Die alte Frau lacht uns aus. Ganz langsam kämpfen wir uns mit den schwer bepackten Rädern den kurzen Steilanstieg hoch, Kopf an Kopf mit der Fußgängerin am Straßenrand. Sie wirft einen abschätzenden Blick auf unsere Räder. „Sans électricité?“, kommentiert sie, was sich so anhört wie „Schön blöd!“ oder: „Selber schuld, dass ihr so ackert“. Womit sie nicht ganz unrecht hat. Wer sich mit einfachem Tourenrad und großem Gepäck nach Korsika auf Radreise begibt, der weiß: Es kann Berge geben.

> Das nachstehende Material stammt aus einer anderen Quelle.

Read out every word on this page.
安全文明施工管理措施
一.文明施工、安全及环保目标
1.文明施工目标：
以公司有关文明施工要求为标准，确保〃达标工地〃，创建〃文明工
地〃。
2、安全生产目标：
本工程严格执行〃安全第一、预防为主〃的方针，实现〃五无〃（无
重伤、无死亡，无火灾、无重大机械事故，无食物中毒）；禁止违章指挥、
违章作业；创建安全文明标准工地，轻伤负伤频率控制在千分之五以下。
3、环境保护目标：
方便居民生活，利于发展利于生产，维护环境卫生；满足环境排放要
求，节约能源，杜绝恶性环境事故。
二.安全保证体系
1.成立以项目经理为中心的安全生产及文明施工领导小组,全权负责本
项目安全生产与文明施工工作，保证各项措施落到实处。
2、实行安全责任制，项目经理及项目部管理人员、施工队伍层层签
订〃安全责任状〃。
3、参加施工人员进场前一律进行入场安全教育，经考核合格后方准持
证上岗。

Korsika per Rad – man muss es schon wollen
„Heute müssen wir nur über einen Berg“, sagt mein Begleiter und Tourguide, als wir morgens in Bastia von der Fähre rollen. Erster Tag, erste Tour: Bevor wir unsere Leistungsfähigkeit auf die Probe stellen, frühstücken wir erst mal auf der Place Saint Nicola mit Blick auf den Hafen. Dann schwingen wir uns auf die voluminösen Räder und fädeln uns ein in den Morgenverkehr. Ohne Aufwärmphase geht es direkt bergauf. Schon bevor wir die Stadtgrenze von Bastia erreicht haben, bin ich mir nicht mehr sicher, ob Korsika mit dem Rad eine gute Idee war. Der Bergrücken Cap Corse, der Bastia von St. Florent trennt, ist mit 500 Höhenmetern für korsische Verhältnisse vergleichsweise bescheiden. Aber die Straßen sind heftig steil – und flache Stücke, auf denen man mal Luft holen könnte, gibt es nicht. Dafür wird der Ausblick Höhenmeter für Höhenmeter erhebender. Als ich im kleinen Örtchen Cardo oberhalb von Bastia vor der Kirche auf einer Bank kollabiere, macht mich die Aussicht sofort wieder munter: Über Häuser und Gemüsegärten hinweg reicht der Blick weit hinaus aufs tiefblaue Meer, darüber ein Mittelmeerhimmel aus dem Bilderbuch. Genauso habe ich mir die Radtour auf Korsika vorgestellt – minus der Anstrengung. Mit dem Stoizismus eines Arbeitspferdes kurble ich in Zeitlupe bergan. Kurz vor dem Kamm steht ein Foodtruck am Straßenrand. Der Besitzer sieht uns heranstrampeln und erfasst intuitiv die Lage. Ruckzuck trägt er zwei Stühle, einen kleinen Tisch und eine Flasche eiskaltes Wasser in den Schatten einer großen Kastanie. Wir bestellen Kaffee, Orangina und die große korsische Spezialitätenplatte: aromatischer Käse, köstliche Feigenmarmelade, Salami, Schinken, Honig und frisches Holzofenbrot. Warum habe ich gerade nochmal so gejammert? Wieder lassen wir uns vom Blick verzaubern, der auf dieser Höhe schon einen großen Teil der Ostküste und die ersten hohen Berge im Landesinneren erfasst, und freuen uns, dass wir den höchsten Punkt unserer Tagesetappe schon fast erreicht haben.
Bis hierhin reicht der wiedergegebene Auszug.